Published on 13 October 2010 in Climate, water and energy


Climate change is expected to cause major changes in precipitation patterns all over the world. Over the coming decades, this will heavily influence riverine water flows and availability of water resources. For Scotland, scientists project that changes will result in increased flood risk and potential water shortages. Such concerns are mirrored in recent policies. Under the Flood Risk Management (Scotland) Act (2009) authorities are expected “to make provision about the assessment and sustainable management of flood risks”. The Act explicitly requires promotion of landscape-based techniques to reduce flood risk (known as ‘soft engineering’ techniques). Soft engineering is expected to also mitigate severe low flows.

Policy implementation can be informed by assessments of public support for policy options,such as soft engineering or public insurance schemes. Policies to respond to  climate change involve a high degree of uncertainty, because knowledge about future changes and the effectiveness of potential measures is insufficient. Public preferences for different policy options are therefore likely to be influenced by a) beliefs about the magnitude of the problem, b) perceived capacity to cope with it, c) the expected outcomes and d) beliefs about the wayin which outcomes should be achieved. However, simple opinion polls do not capture the relationships between such perceptions and attitudes towards policy options. More complex approaches are required to provide an understanding of the links between public views on the problem, and their support for different policy options.

Key Points

  • The results of a Scotland-wide survey show that there is considerable support among the Scottish public for investments into measures to adapt to floods and low flows in Scotland.
  • A soft engineering scheme (‘prevention’) is preferred over a council insurance scheme (‘cure’). However, a majority of respondents opted for a combination of the two approaches, suggesting a preference for diversified strategies.
  • Participants’ perceptions of the potential threat of flooding and low flows and the different policy options informed attitudes and willingness to pay (WTP) for policy measures.
  • In particular, guiding principles for policy making, such as sustainability, solidarity and efficiency, played an important role in the decisions of our respondents.

Research Undertaken

Our study set out to investigate public preferences for two different policy options to adapt to increased risk of both flooding and low flows – (i) implementation of soft engineering measures and (ii) a council insurance against damage to public property. Rather than to simply gauge support for these measures, we examined if and how preferences are connected to more general views on the situation and policy interventions. In particular, we assessed the role of governance-related values such as efficiency, solidarity and sustainability that allow individuals to evaluate a policy option even if its outcomes are highly uncertain.

Simplified overview of factors influencing attitudes towards and willingness to pay for soft engineering and council insurance
Figure 1: Simplified overview of factors influencing attitudes towards and willingness to pay for soft engineering and council insurance  (adapted from Glenk and Fischer, 2010).
To this end, we conducted a survey among members of the Scottish public (n=1033).

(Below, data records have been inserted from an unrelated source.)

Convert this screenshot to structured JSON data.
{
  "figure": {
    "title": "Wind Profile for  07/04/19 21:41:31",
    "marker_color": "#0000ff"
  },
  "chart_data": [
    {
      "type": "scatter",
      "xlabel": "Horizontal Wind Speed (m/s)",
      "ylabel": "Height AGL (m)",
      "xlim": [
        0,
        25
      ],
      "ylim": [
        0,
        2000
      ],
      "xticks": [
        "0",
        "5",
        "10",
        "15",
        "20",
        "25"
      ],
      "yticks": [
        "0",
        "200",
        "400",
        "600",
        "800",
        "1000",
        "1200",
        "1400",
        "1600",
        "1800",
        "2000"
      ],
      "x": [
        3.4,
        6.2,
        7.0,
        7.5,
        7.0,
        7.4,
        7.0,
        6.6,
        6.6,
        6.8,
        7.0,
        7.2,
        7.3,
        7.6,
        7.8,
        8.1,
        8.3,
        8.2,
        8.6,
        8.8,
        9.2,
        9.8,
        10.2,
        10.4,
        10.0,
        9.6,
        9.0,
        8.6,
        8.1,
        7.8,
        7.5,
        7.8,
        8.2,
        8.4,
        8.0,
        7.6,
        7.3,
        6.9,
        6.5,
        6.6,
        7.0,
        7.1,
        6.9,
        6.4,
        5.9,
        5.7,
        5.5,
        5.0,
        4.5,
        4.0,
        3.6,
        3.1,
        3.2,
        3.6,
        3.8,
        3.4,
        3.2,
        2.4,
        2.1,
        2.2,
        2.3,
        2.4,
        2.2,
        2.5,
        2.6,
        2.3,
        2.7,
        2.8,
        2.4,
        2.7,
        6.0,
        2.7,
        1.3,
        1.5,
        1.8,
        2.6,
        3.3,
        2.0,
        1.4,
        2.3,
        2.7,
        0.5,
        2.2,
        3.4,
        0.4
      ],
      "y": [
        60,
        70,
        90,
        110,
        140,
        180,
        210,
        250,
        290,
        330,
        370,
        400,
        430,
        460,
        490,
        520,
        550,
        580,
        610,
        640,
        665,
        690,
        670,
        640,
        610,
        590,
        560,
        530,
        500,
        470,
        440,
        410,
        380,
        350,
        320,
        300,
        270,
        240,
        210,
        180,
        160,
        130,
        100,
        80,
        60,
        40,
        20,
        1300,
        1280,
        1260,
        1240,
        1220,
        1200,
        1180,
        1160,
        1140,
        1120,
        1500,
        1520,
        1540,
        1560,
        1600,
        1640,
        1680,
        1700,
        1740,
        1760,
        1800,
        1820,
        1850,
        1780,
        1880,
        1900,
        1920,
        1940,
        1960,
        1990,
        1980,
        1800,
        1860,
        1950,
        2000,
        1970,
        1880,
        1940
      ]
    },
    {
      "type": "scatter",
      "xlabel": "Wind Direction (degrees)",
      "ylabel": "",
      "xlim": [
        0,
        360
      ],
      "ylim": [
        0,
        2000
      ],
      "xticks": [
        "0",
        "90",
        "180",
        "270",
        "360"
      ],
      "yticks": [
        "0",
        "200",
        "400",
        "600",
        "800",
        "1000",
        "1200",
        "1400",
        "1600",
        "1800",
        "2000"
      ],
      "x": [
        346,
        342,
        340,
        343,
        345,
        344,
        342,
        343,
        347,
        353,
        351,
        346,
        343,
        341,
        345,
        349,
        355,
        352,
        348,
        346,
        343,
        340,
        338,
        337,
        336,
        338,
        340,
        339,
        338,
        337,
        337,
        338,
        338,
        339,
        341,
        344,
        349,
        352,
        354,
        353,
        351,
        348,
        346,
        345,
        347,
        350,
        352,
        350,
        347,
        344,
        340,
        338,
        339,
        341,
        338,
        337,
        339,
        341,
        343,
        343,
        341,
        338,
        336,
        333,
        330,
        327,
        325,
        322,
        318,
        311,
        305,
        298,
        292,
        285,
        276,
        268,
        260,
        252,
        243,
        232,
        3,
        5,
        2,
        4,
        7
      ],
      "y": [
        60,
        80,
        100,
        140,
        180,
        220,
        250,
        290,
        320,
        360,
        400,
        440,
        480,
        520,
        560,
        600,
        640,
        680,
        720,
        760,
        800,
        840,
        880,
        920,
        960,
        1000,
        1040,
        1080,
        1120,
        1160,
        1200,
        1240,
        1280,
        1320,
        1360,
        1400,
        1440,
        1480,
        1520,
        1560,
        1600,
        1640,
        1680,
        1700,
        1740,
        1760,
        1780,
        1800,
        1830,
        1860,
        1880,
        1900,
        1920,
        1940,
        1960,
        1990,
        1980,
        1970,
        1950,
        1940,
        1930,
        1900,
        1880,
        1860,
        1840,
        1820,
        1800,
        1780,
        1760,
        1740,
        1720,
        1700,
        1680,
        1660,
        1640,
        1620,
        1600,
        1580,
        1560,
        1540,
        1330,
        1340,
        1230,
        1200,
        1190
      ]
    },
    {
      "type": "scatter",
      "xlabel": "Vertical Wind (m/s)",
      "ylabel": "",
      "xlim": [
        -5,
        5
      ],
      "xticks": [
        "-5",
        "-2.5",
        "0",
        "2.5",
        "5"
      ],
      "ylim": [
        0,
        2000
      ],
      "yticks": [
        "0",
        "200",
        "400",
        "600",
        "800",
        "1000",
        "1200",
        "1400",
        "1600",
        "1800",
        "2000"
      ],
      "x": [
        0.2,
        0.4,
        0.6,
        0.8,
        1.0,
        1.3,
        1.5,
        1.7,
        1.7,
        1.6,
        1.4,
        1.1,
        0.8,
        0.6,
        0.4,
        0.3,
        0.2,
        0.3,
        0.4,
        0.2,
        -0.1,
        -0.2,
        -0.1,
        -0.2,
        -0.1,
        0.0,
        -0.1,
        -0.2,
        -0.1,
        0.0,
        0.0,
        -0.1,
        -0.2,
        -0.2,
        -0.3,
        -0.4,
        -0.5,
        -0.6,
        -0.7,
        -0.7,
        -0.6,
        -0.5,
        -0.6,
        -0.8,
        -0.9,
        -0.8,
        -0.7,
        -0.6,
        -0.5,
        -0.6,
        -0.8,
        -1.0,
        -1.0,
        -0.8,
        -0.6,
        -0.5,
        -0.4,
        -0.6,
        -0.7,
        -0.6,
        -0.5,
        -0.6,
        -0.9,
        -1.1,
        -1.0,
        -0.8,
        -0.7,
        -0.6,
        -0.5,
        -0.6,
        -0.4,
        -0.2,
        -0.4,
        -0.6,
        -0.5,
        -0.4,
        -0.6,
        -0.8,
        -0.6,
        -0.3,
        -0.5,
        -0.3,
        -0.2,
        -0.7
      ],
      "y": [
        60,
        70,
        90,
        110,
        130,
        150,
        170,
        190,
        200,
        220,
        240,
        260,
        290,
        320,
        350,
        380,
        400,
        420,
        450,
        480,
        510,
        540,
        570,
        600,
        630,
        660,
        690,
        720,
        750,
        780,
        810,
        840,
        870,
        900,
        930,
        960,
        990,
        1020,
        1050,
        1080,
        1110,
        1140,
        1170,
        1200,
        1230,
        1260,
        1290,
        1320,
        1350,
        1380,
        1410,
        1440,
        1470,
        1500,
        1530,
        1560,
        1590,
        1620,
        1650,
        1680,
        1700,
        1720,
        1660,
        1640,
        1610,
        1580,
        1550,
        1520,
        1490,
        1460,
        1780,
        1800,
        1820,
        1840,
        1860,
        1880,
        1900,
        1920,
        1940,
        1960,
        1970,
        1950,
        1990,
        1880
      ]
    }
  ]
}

Model results suggested that there was general support for both policy measures, with a preference for the sustainable flood management approach. We found that the perceived usefulness of a policy option (i.e., the respondent’s attitude towards this option) was well embedded within participants’ worldviews (Fig. 1): Perceptions of severity of climate change impacts on water flows, trust in government, and the importance assigned to certain governance principles (such as efficiency, sustainability and solidarity) informed attitudes and willingness to pay (WTP) in relation to policy measures.

Policy Implications

Our findings are supportive of the sustainability-oriented direction of Scottish flood management policy. Beyond gauging the extent of support for policy options, we aimed to understand better why respondents preferred certain policy options over others. Guiding principles for policy making (or governance-related values) such as sustainability, solidarity and efficiency played an important role in this respect. Such principles are less susceptible to change over time than more concrete attitudes or expressions of WTP for particular policy options. This is especially relevant for policies that require a long-term approach and might therefore undergo modifications over time, such as those responding to climate change related increase in risks of flooding and water shortages.


Glenk, K. & A. Fischer (2010): Insurance, prevention or just wait and see? Public preferences for water management strategies in the context of climate change. Ecological Economics 69, 2279-2291.